Updated gtk2 pacakges that fix security issues are now available.

gtk2, the Gimp Toolkit, is a library for creating GUIs for X.

During testing of a previously fixed flaw in Qt (CAN-2004-0691), a flaw was
discovered in the BMP image processor of gtk2. An attacker could create a
carefully crafted BMP file which would cause an application to enter an
infinite loop and not respond to user input when the file was opened by a
victim. The Common Vulnerabilities and Exposures project (cve.mitre.org)
has assigned the name CAN-2004-0753 to this issue.

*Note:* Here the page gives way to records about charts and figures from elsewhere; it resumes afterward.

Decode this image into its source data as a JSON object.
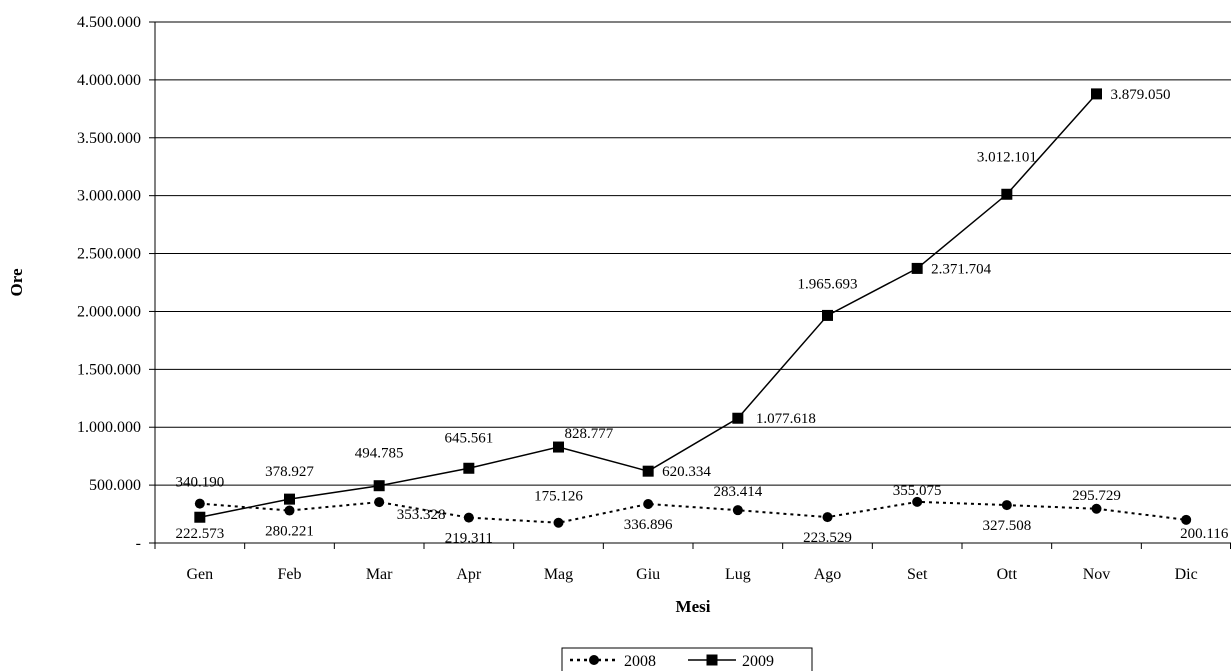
{
  "chart_data": {
    "type": "line",
    "xlabel": "Mesi",
    "ylabel": "Ore",
    "categories": [
      "Gen",
      "Feb",
      "Mar",
      "Apr",
      "Mag",
      "Giu",
      "Lug",
      "Ago",
      "Set",
      "Ott",
      "Nov",
      "Dic"
    ],
    "ylim": [
      0,
      4500000
    ],
    "yticks": [
      0,
      500000,
      1000000,
      1500000,
      2000000,
      2500000,
      3000000,
      3500000,
      4000000,
      4500000
    ],
    "ytick_labels": [
      "-",
      "500.000",
      "1.000.000",
      "1.500.000",
      "2.000.000",
      "2.500.000",
      "3.000.000",
      "3.500.000",
      "4.000.000",
      "4.500.000"
    ],
    "grid": true,
    "legend_position": "bottom-center",
    "series": [
      {
        "name": "2008",
        "style": "dotted",
        "marker": "circle",
        "color": "#000000",
        "values": [
          340190,
          280221,
          353328,
          219311,
          175126,
          336896,
          283414,
          223529,
          355075,
          327508,
          295729,
          200116
        ],
        "labels": [
          "340.190",
          "280.221",
          "353.328",
          "219.311",
          "175.126",
          "336.896",
          "283.414",
          "223.529",
          "355.075",
          "327.508",
          "295.729",
          "200.116"
        ]
      },
      {
        "name": "2009",
        "style": "solid",
        "marker": "square",
        "color": "#000000",
        "values": [
          222573,
          378927,
          494785,
          645561,
          828777,
          620334,
          1077618,
          1965693,
          2371704,
          3012101,
          3879050,
          null
        ],
        "labels": [
          "222.573",
          "378.927",
          "494.785",
          "645.561",
          "828.777",
          "620.334",
          "1.077.618",
          "1.965.693",
          "2.371.704",
          "3.012.101",
          "3.879.050",
          null
        ]
      }
    ]
  }
}
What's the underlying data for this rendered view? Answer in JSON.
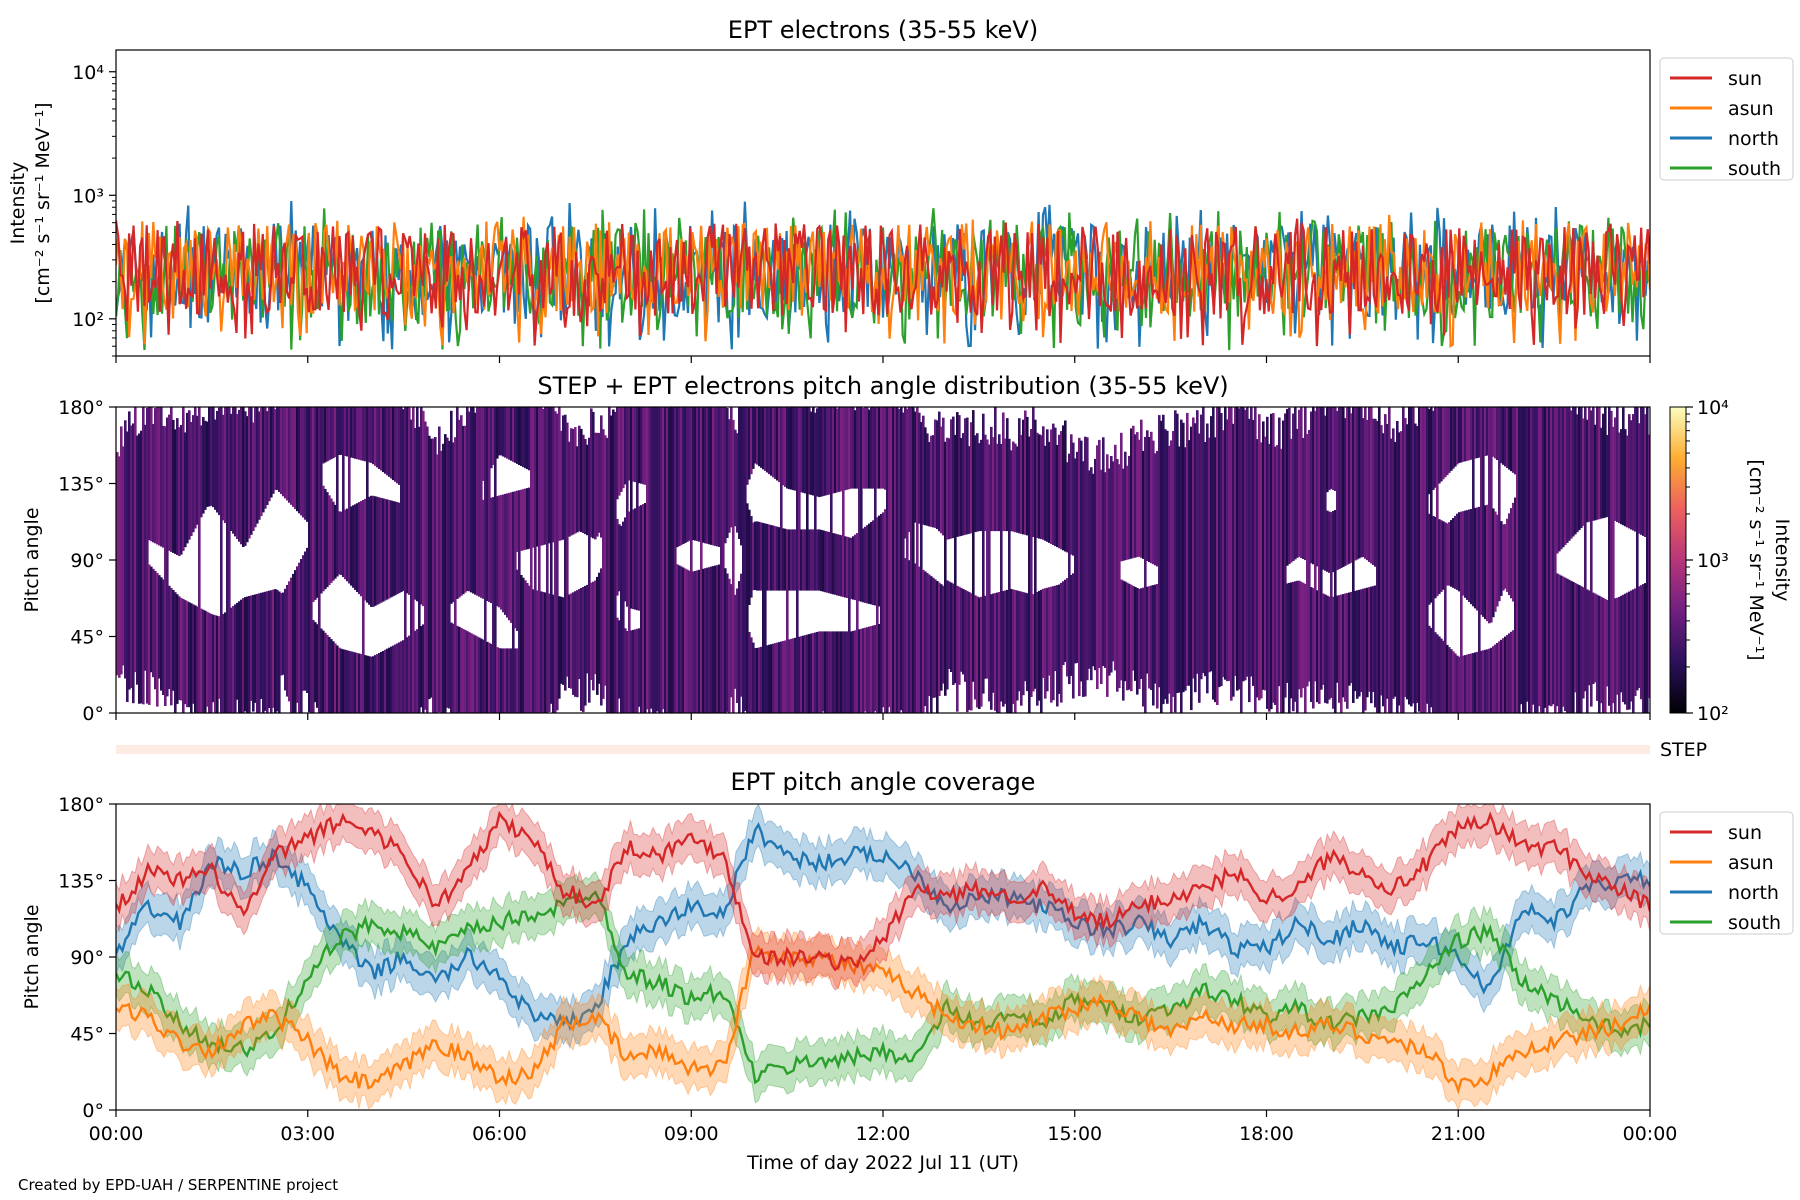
{
  "chart_data": [
    {
      "type": "line",
      "title": "EPT electrons (35-55 keV)",
      "ylabel_lines": [
        "Intensity",
        "[cm⁻² s⁻¹ sr⁻¹ MeV⁻¹]"
      ],
      "yscale": "log",
      "ylim": [
        50,
        15000
      ],
      "yticks": [
        "10⁴",
        "10³",
        "10²"
      ],
      "xlim_hours": [
        0,
        24
      ],
      "legend": "upper-right-outside",
      "series": [
        {
          "name": "sun",
          "color": "#d62728",
          "typical": 250,
          "low": 60,
          "high": 650
        },
        {
          "name": "asun",
          "color": "#ff7f0e",
          "typical": 260,
          "low": 60,
          "high": 700
        },
        {
          "name": "north",
          "color": "#1f77b4",
          "typical": 250,
          "low": 55,
          "high": 900
        },
        {
          "name": "south",
          "color": "#2ca02c",
          "typical": 240,
          "low": 55,
          "high": 800
        }
      ]
    },
    {
      "type": "heatmap",
      "title": "STEP + EPT electrons pitch angle distribution (35-55 keV)",
      "ylabel": "Pitch angle",
      "ylim": [
        0,
        180
      ],
      "yticks": [
        "180°",
        "135°",
        "90°",
        "45°",
        "0°"
      ],
      "colorbar": {
        "label_lines": [
          "Intensity",
          "[cm⁻² s⁻¹ sr⁻¹ MeV⁻¹]"
        ],
        "scale": "log",
        "range": [
          100,
          10000
        ],
        "ticks": [
          "10⁴",
          "10³",
          "10²"
        ],
        "colors": [
          "#000004",
          "#2c105c",
          "#711f81",
          "#b63679",
          "#ee605e",
          "#fdae32",
          "#fcfdbf"
        ]
      },
      "typical_intensity": 300
    },
    {
      "type": "bar",
      "label": "STEP",
      "color": "#fdebe4"
    },
    {
      "type": "line",
      "title": "EPT pitch angle coverage",
      "ylabel": "Pitch angle",
      "ylim": [
        0,
        180
      ],
      "yticks": [
        "180°",
        "135°",
        "90°",
        "45°",
        "0°"
      ],
      "xlabel": "Time of day 2022 Jul 11 (UT)",
      "xticks": [
        "00:00",
        "03:00",
        "06:00",
        "09:00",
        "12:00",
        "15:00",
        "18:00",
        "21:00",
        "00:00"
      ],
      "legend": "upper-right-outside",
      "band_halfwidth_deg": 12,
      "series": [
        {
          "name": "sun",
          "color": "#d62728",
          "x": [
            0,
            0.5,
            1,
            1.5,
            2,
            2.5,
            3,
            3.5,
            4,
            4.5,
            5,
            5.5,
            6,
            6.5,
            7,
            7.5,
            8,
            8.5,
            9,
            9.5,
            10,
            10.5,
            11,
            11.5,
            12,
            12.5,
            13,
            13.5,
            14,
            14.5,
            15,
            15.5,
            16,
            16.5,
            17,
            17.5,
            18,
            18.5,
            19,
            19.5,
            20,
            20.5,
            21,
            21.5,
            22,
            22.5,
            23,
            23.5,
            24
          ],
          "y": [
            120,
            140,
            135,
            140,
            115,
            150,
            160,
            170,
            165,
            150,
            120,
            140,
            170,
            160,
            130,
            120,
            155,
            150,
            160,
            150,
            90,
            90,
            90,
            85,
            100,
            130,
            125,
            130,
            125,
            130,
            115,
            110,
            120,
            125,
            130,
            140,
            125,
            130,
            150,
            140,
            130,
            145,
            165,
            170,
            155,
            155,
            140,
            130,
            120
          ]
        },
        {
          "name": "asun",
          "color": "#ff7f0e",
          "x": [
            0,
            0.5,
            1,
            1.5,
            2,
            2.5,
            3,
            3.5,
            4,
            4.5,
            5,
            5.5,
            6,
            6.5,
            7,
            7.5,
            8,
            8.5,
            9,
            9.5,
            10,
            10.5,
            11,
            11.5,
            12,
            12.5,
            13,
            13.5,
            14,
            14.5,
            15,
            15.5,
            16,
            16.5,
            17,
            17.5,
            18,
            18.5,
            19,
            19.5,
            20,
            20.5,
            21,
            21.5,
            22,
            22.5,
            23,
            23.5,
            24
          ],
          "y": [
            60,
            55,
            40,
            35,
            50,
            55,
            40,
            20,
            15,
            25,
            40,
            30,
            20,
            20,
            50,
            55,
            30,
            35,
            25,
            25,
            95,
            90,
            90,
            85,
            80,
            70,
            55,
            50,
            45,
            55,
            60,
            65,
            55,
            45,
            55,
            50,
            50,
            45,
            50,
            45,
            40,
            35,
            15,
            20,
            35,
            40,
            45,
            50,
            60
          ]
        },
        {
          "name": "north",
          "color": "#1f77b4",
          "x": [
            0,
            0.5,
            1,
            1.5,
            2,
            2.5,
            3,
            3.5,
            4,
            4.5,
            5,
            5.5,
            6,
            6.5,
            7,
            7.5,
            8,
            8.5,
            9,
            9.5,
            10,
            10.5,
            11,
            11.5,
            12,
            12.5,
            13,
            13.5,
            14,
            14.5,
            15,
            15.5,
            16,
            16.5,
            17,
            17.5,
            18,
            18.5,
            19,
            19.5,
            20,
            20.5,
            21,
            21.5,
            22,
            22.5,
            23,
            23.5,
            24
          ],
          "y": [
            90,
            120,
            110,
            145,
            140,
            150,
            130,
            100,
            80,
            90,
            75,
            90,
            80,
            55,
            50,
            60,
            100,
            110,
            120,
            115,
            165,
            150,
            145,
            150,
            150,
            140,
            120,
            125,
            125,
            120,
            110,
            105,
            110,
            100,
            110,
            95,
            95,
            110,
            100,
            110,
            95,
            100,
            90,
            70,
            120,
            110,
            130,
            135,
            135
          ]
        },
        {
          "name": "south",
          "color": "#2ca02c",
          "x": [
            0,
            0.5,
            1,
            1.5,
            2,
            2.5,
            3,
            3.5,
            4,
            4.5,
            5,
            5.5,
            6,
            6.5,
            7,
            7.5,
            8,
            8.5,
            9,
            9.5,
            10,
            10.5,
            11,
            11.5,
            12,
            12.5,
            13,
            13.5,
            14,
            14.5,
            15,
            15.5,
            16,
            16.5,
            17,
            17.5,
            18,
            18.5,
            19,
            19.5,
            20,
            20.5,
            21,
            21.5,
            22,
            22.5,
            23,
            23.5,
            24
          ],
          "y": [
            80,
            70,
            50,
            40,
            35,
            45,
            80,
            100,
            110,
            105,
            95,
            105,
            110,
            115,
            120,
            130,
            80,
            75,
            65,
            70,
            20,
            25,
            30,
            30,
            35,
            30,
            60,
            50,
            55,
            50,
            65,
            60,
            55,
            60,
            70,
            65,
            55,
            60,
            50,
            55,
            60,
            80,
            100,
            105,
            75,
            65,
            55,
            45,
            50
          ]
        }
      ]
    }
  ],
  "footer": "Created by EPD-UAH / SERPENTINE project"
}
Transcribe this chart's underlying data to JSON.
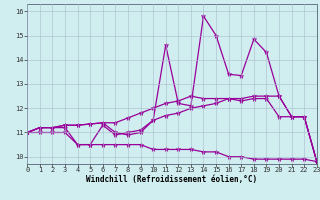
{
  "title": "",
  "xlabel": "Windchill (Refroidissement éolien,°C)",
  "background_color": "#d0eef0",
  "grid_color": "#aabbcc",
  "line_color": "#990099",
  "x": [
    0,
    1,
    2,
    3,
    4,
    5,
    6,
    7,
    8,
    9,
    10,
    11,
    12,
    13,
    14,
    15,
    16,
    17,
    18,
    19,
    20,
    21,
    22,
    23
  ],
  "line1": [
    11.0,
    11.2,
    11.2,
    11.3,
    11.3,
    11.35,
    11.4,
    11.4,
    11.6,
    11.8,
    12.0,
    12.2,
    12.3,
    12.5,
    12.4,
    12.4,
    12.4,
    12.4,
    12.5,
    12.5,
    12.5,
    11.65,
    11.65,
    9.8
  ],
  "line2": [
    11.0,
    11.2,
    11.2,
    11.2,
    10.5,
    10.5,
    11.3,
    10.9,
    11.0,
    11.1,
    11.5,
    14.6,
    12.2,
    12.1,
    15.8,
    15.0,
    13.4,
    13.35,
    14.85,
    14.3,
    12.5,
    11.65,
    11.65,
    9.8
  ],
  "line3": [
    11.0,
    11.2,
    11.2,
    11.3,
    11.3,
    11.35,
    11.4,
    11.0,
    10.9,
    11.0,
    11.5,
    11.7,
    11.8,
    12.0,
    12.1,
    12.2,
    12.4,
    12.3,
    12.4,
    12.4,
    11.65,
    11.65,
    11.65,
    9.8
  ],
  "line4": [
    11.0,
    11.0,
    11.0,
    11.0,
    10.5,
    10.5,
    10.5,
    10.5,
    10.5,
    10.5,
    10.3,
    10.3,
    10.3,
    10.3,
    10.2,
    10.2,
    10.0,
    10.0,
    9.9,
    9.9,
    9.9,
    9.9,
    9.9,
    9.8
  ],
  "xlim": [
    0,
    23
  ],
  "ylim": [
    9.7,
    16.3
  ],
  "yticks": [
    10,
    11,
    12,
    13,
    14,
    15,
    16
  ],
  "xticks": [
    0,
    1,
    2,
    3,
    4,
    5,
    6,
    7,
    8,
    9,
    10,
    11,
    12,
    13,
    14,
    15,
    16,
    17,
    18,
    19,
    20,
    21,
    22,
    23
  ],
  "marker": "*",
  "markersize": 3.5,
  "linewidth": 0.9,
  "tick_fontsize": 5,
  "xlabel_fontsize": 5.5
}
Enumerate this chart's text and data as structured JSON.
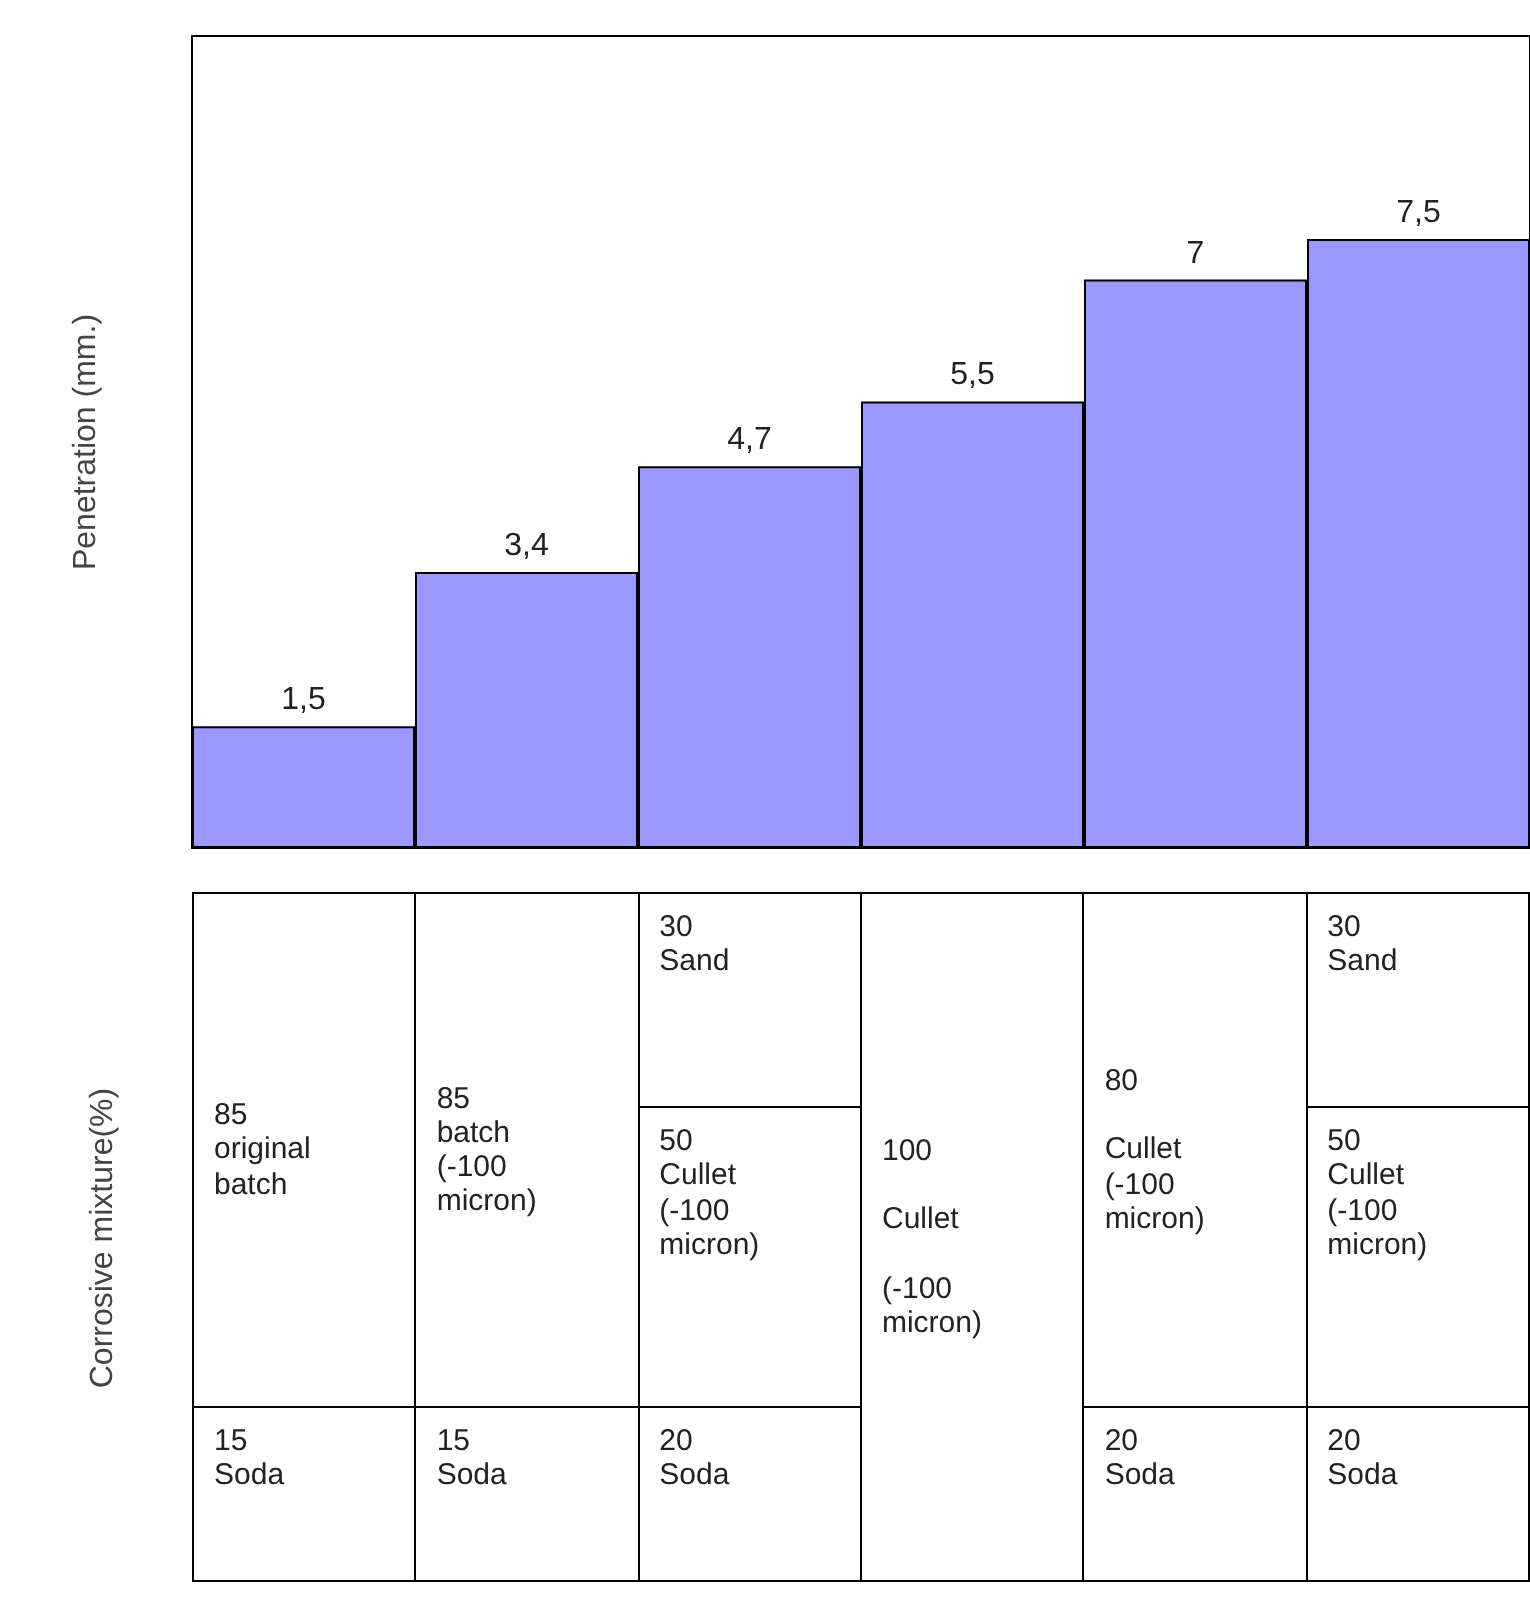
{
  "chart_data": [
    {
      "type": "bar",
      "ylabel": "Penetration (mm.)",
      "categories": [
        null,
        null,
        null,
        null,
        null,
        null
      ],
      "values": [
        1.5,
        3.4,
        4.7,
        5.5,
        7,
        7.5
      ],
      "value_labels": [
        "1,5",
        "3,4",
        "4,7",
        "5,5",
        "7",
        "7,5"
      ],
      "color": "#9999ff",
      "ylim": [
        0,
        10
      ]
    },
    {
      "type": "other",
      "ylabel": "Corrosive mixture(%)",
      "cell_labels": [
        [
          "85\noriginal\nbatch",
          "15\nSoda"
        ],
        [
          "85\nbatch\n(-100\nmicron)",
          "15\nSoda"
        ],
        [
          "30\nSand",
          "50\nCullet\n(-100\nmicron)",
          "20\nSoda"
        ],
        [
          "100\n\nCullet\n\n(-100\nmicron)"
        ],
        [
          "80\n\nCullet\n(-100\nmicron)",
          "20\nSoda"
        ],
        [
          "30\nSand",
          "50\nCullet\n(-100\nmicron)",
          "20\nSoda"
        ]
      ]
    }
  ]
}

During a security audit Chris Evans discovered a stack and a heap overflow
in the XPM image decoder. An attacker could create a carefully crafted XPM
file which could cause an application linked with gtk2 to crash or possibly
execute arbitrary code when the file was opened by a victim.
(CAN-2004-0782, CAN-2004-0783)

Chris Evans also discovered an integer overflow in the ICO image decoder.
An attacker could create a carefully crafted ICO file which could cause an
application linked with gtk2 to crash when the file was opened by a victim.
(CAN-2004-0788)

---------------------------------------------------------------------
Changelogs

rh73:
* Thu Feb 17 2005 Dominic Hargreaves <dom@xxxxxxxx> 2.0.2-4.1.legacy.1

- Add gettext, libtool, autoconf build dep

* Sun Sep 19 2004 Marc Deslauriers <marcdeslauriers@xxxxxxxxxxxx> 2.0.2-4.1.lega
cy

- Added security patch for CAN-2004-0782, CAN-2004-0783, CAN-2004-0788

rh9:
* Wed Feb 23 2005 Dominic Hargreaves <dom@xxxxxxxx> 2.2.1-4.1.legacy.1

- Fix build requirement for automake

* Sun Sep 19 2004 Marc Deslauriers <marcdeslauriers@xxxxxxxxxxxx> 2.2.1-4.1.lega
cy

- add security fixes for CAN-2004-0753, CAN-2004-0782,
  CAN-2004-0783, CAN-2004-0788

---------------------------------------------------------------------
This update can be downloaded from:
   http://download.fedoralegacy.org/
(sha1sums)

rh7.3:
40a04f9de6f6c3c25ee15a275f15b5905c584cd5  redhat/7.3/updates-testing/SRPMS/gtk2-2.0.2-4.1.legacy.1.src.rpm
804021fcabd265dbf90eaf0ea5b5fa8e8e60a12b  redhat/7.3/updates-testing/i386/gtk2-2.0.2-4.1.legacy.1.i386.rpm
3e1abc389122c5a5a76c4007d9c59584aabd0234  redhat/7.3/updates-testing/i386/gtk2-devel-2.0.2-4.1.legacy.1.i386.rpm

rh9:
0a6fd49149977d627fc14a8a4eebe4dfe69fcfd9  redhat/9/updates-testing/SRPMS/gtk2-2.2.1-4.1.legacy.1.src.rpm
eb8b595676024ccc5cb2f61eaeaa55e765cfa698  redhat/9/updates-testing/i386/gtk2-2.2.1-4.1.legacy.1.i386.rpm
b64b81500f5815becc4a264c640e91221f596d00  redhat/9/updates-testing/i386/gtk2-devel-2.2.1-4.1.legacy.1.i386.rpm

---------------------------------------------------------------------

Please test and comment in bugzilla.